Where was the magic coming from? The answer has always been clear, but the past few months have provided ample confirmation. Ferguson. The old Scot. The Govan maestro. The man many of us wrote off, but who just kept delivering in the only arena that mattered: the pitch. United have pretty much imploded since the most compelling character in British football left his office at Carrington. The entire United set-up, from the players to the receptionist, has appeared bereft.

How did he do it? The great mystery of the Ferguson tenure is that nobody has managed to provide anything like a convincing explanation for his success. It was not just that he was the manager of a big club with lots of money. It was not just that he had success in the transfer market (many purchases were excellent, but many were not).

His principal quality, his defining genius, was his ability to extract the maximum - every last damn drop - from the players who lived under his extraordinary spell. He weaved some sort of magic into their minds, added iron to their collective will.

The shock is not how far United have fallen under Moyes, it is the heights at which Ferguson had kept them. It was the worst possible of inheritances for the former Everton manager; a global brand, an unsullied record of success, owners with an iron fist on spending and the most exacting of spotlights. He had a squad that was ordinary at best by United's standards, but which had just won the Barclays Premier League by a staggering 11 points.

Ferguson had finished his 27-year spell by delivering two things: a parting gift to supporters and a precision-guided missile into any hopes of a successful transition. It is simple, really; Moyes was faced with expectations he could not hope to meet.

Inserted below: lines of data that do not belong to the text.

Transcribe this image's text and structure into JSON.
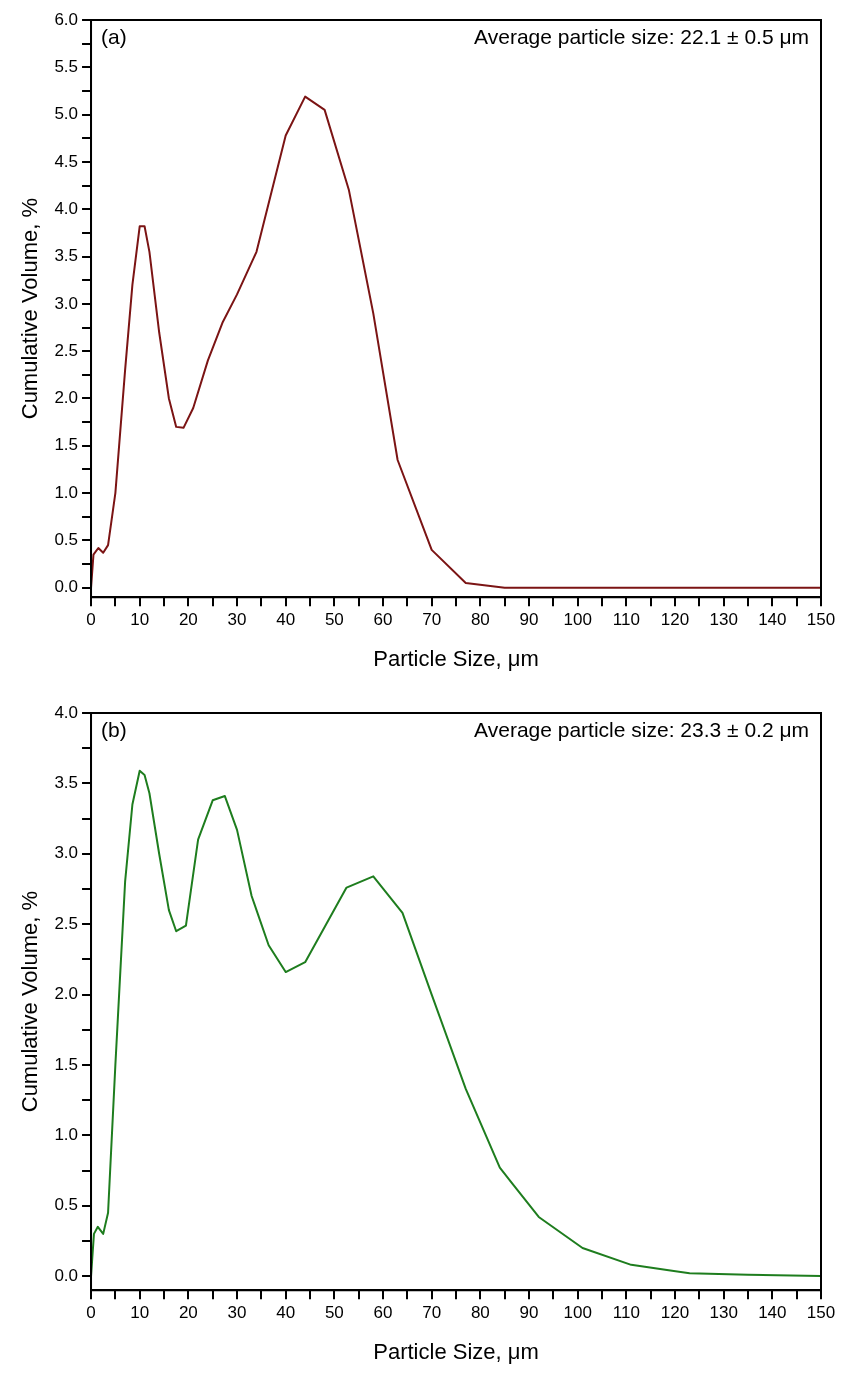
{
  "chart_data": [
    {
      "type": "line",
      "xlabel": "Particle Size, μm",
      "ylabel": "Cumulative Volume, %",
      "annotations": [
        "(a)",
        "Average particle size: 22.1 ± 0.5 μm"
      ],
      "series": [
        {
          "color": "#7b1414",
          "x": [
            0,
            0.5,
            1.5,
            2.5,
            3.5,
            5,
            7,
            8.5,
            10,
            11,
            12,
            14,
            16,
            17.5,
            19,
            21,
            24,
            27,
            30,
            34,
            40,
            44,
            48,
            53,
            58,
            63,
            70,
            77,
            85,
            150
          ],
          "values": [
            0,
            0.35,
            0.42,
            0.37,
            0.45,
            1.0,
            2.3,
            3.2,
            3.82,
            3.82,
            3.55,
            2.7,
            2.0,
            1.7,
            1.69,
            1.9,
            2.4,
            2.8,
            3.1,
            3.55,
            4.78,
            5.19,
            5.05,
            4.2,
            2.9,
            1.35,
            0.4,
            0.05,
            0,
            0
          ]
        }
      ],
      "xlim": [
        0,
        150
      ],
      "ylim": [
        -0.1,
        6
      ],
      "xticks": [
        0,
        {
          "value": 5,
          "label": null
        },
        10,
        {
          "value": 15,
          "label": null
        },
        20,
        {
          "value": 25,
          "label": null
        },
        30,
        {
          "value": 35,
          "label": null
        },
        40,
        {
          "value": 45,
          "label": null
        },
        50,
        {
          "value": 55,
          "label": null
        },
        60,
        {
          "value": 65,
          "label": null
        },
        70,
        {
          "value": 75,
          "label": null
        },
        80,
        {
          "value": 85,
          "label": null
        },
        90,
        {
          "value": 95,
          "label": null
        },
        100,
        {
          "value": 105,
          "label": null
        },
        110,
        {
          "value": 115,
          "label": null
        },
        120,
        {
          "value": 125,
          "label": null
        },
        130,
        {
          "value": 135,
          "label": null
        },
        140,
        {
          "value": 145,
          "label": null
        },
        150
      ],
      "yticks": [
        {
          "value": 0,
          "label": "0.0"
        },
        {
          "value": 0.25,
          "label": null
        },
        {
          "value": 0.5,
          "label": "0.5"
        },
        {
          "value": 0.75,
          "label": null
        },
        {
          "value": 1,
          "label": "1.0"
        },
        {
          "value": 1.25,
          "label": null
        },
        {
          "value": 1.5,
          "label": "1.5"
        },
        {
          "value": 1.75,
          "label": null
        },
        {
          "value": 2,
          "label": "2.0"
        },
        {
          "value": 2.25,
          "label": null
        },
        {
          "value": 2.5,
          "label": "2.5"
        },
        {
          "value": 2.75,
          "label": null
        },
        {
          "value": 3,
          "label": "3.0"
        },
        {
          "value": 3.25,
          "label": null
        },
        {
          "value": 3.5,
          "label": "3.5"
        },
        {
          "value": 3.75,
          "label": null
        },
        {
          "value": 4,
          "label": "4.0"
        },
        {
          "value": 4.25,
          "label": null
        },
        {
          "value": 4.5,
          "label": "4.5"
        },
        {
          "value": 4.75,
          "label": null
        },
        {
          "value": 5,
          "label": "5.0"
        },
        {
          "value": 5.25,
          "label": null
        },
        {
          "value": 5.5,
          "label": "5.5"
        },
        {
          "value": 5.75,
          "label": null
        },
        {
          "value": 6,
          "label": "6.0"
        }
      ],
      "grid": false,
      "legend": false
    },
    {
      "type": "line",
      "xlabel": "Particle Size, μm",
      "ylabel": "Cumulative Volume, %",
      "annotations": [
        "(b)",
        "Average particle size: 23.3 ± 0.2 μm"
      ],
      "series": [
        {
          "color": "#1e7d1e",
          "x": [
            0,
            0.6,
            1.4,
            2.5,
            3.5,
            5,
            7,
            8.5,
            10,
            11,
            12,
            14,
            16,
            17.5,
            19.5,
            22,
            25,
            27.5,
            30,
            33,
            36.5,
            40,
            44,
            52.5,
            58,
            64,
            70,
            77,
            84,
            92,
            101,
            111,
            123,
            135,
            150
          ],
          "values": [
            0,
            0.3,
            0.35,
            0.3,
            0.45,
            1.5,
            2.8,
            3.35,
            3.59,
            3.56,
            3.43,
            3.0,
            2.6,
            2.45,
            2.49,
            3.1,
            3.38,
            3.41,
            3.17,
            2.7,
            2.35,
            2.16,
            2.23,
            2.76,
            2.84,
            2.58,
            2.0,
            1.33,
            0.77,
            0.42,
            0.2,
            0.08,
            0.02,
            0.01,
            0
          ]
        }
      ],
      "xlim": [
        0,
        150
      ],
      "ylim": [
        -0.1,
        4
      ],
      "xticks": [
        0,
        {
          "value": 5,
          "label": null
        },
        10,
        {
          "value": 15,
          "label": null
        },
        20,
        {
          "value": 25,
          "label": null
        },
        30,
        {
          "value": 35,
          "label": null
        },
        40,
        {
          "value": 45,
          "label": null
        },
        50,
        {
          "value": 55,
          "label": null
        },
        60,
        {
          "value": 65,
          "label": null
        },
        70,
        {
          "value": 75,
          "label": null
        },
        80,
        {
          "value": 85,
          "label": null
        },
        90,
        {
          "value": 95,
          "label": null
        },
        100,
        {
          "value": 105,
          "label": null
        },
        110,
        {
          "value": 115,
          "label": null
        },
        120,
        {
          "value": 125,
          "label": null
        },
        130,
        {
          "value": 135,
          "label": null
        },
        140,
        {
          "value": 145,
          "label": null
        },
        150
      ],
      "yticks": [
        {
          "value": 0,
          "label": "0.0"
        },
        {
          "value": 0.25,
          "label": null
        },
        {
          "value": 0.5,
          "label": "0.5"
        },
        {
          "value": 0.75,
          "label": null
        },
        {
          "value": 1,
          "label": "1.0"
        },
        {
          "value": 1.25,
          "label": null
        },
        {
          "value": 1.5,
          "label": "1.5"
        },
        {
          "value": 1.75,
          "label": null
        },
        {
          "value": 2,
          "label": "2.0"
        },
        {
          "value": 2.25,
          "label": null
        },
        {
          "value": 2.5,
          "label": "2.5"
        },
        {
          "value": 2.75,
          "label": null
        },
        {
          "value": 3,
          "label": "3.0"
        },
        {
          "value": 3.25,
          "label": null
        },
        {
          "value": 3.5,
          "label": "3.5"
        },
        {
          "value": 3.75,
          "label": null
        },
        {
          "value": 4,
          "label": "4.0"
        }
      ],
      "grid": false,
      "legend": false
    }
  ]
}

United's fall was, perhaps, rather more vertiginous than many expected, but it would be wrong to dismiss Moyes as some hapless fool, as many have been quick to do. He performed creditably at Everton over a long period (according to the statistics he delivered results above financial expectation) and brought steely dignity to a difficult job at Old Trafford.

It must have been close to traumatic for this proud man to watch his tenure veer from hope to despair and finally to ridicule. One suspects that Moyes had simply not recognised the sheer size of the boots he was stepping into.

Instead of blaming Moyes, it would be more edifying to renew our wonder at the man he replaced. Whatever you might say about Ferguson's erratic temper, his serial criticism of referees and his juvenile boycott of the BBC, it is impossible to deny his track record. He anointed Moyes as his successor and doubtless believed that his fellow Scot, whom he had long admired, would keep the titles rolling in.

It is possible, then, that even Ferguson had not realised the scale of the miracle he had been performing, and how difficult the transition would prove for his "chosen one".

United's search for a replacement will occupy a lot of football's bandwidth in the coming days, but the underlying analysis will not alter one jot. If United are to return to the glory days, they will either have to spend significantly more on players, or hire a manager with talents comparable to those of Ferguson.

The fear for United fans is that both possibilities seem remote.

There are few, if any, managers who compare to the Scot. And the Glazers have little inclination to depart from a business model predicated not on winning trophies, but on securing them a huge windfall.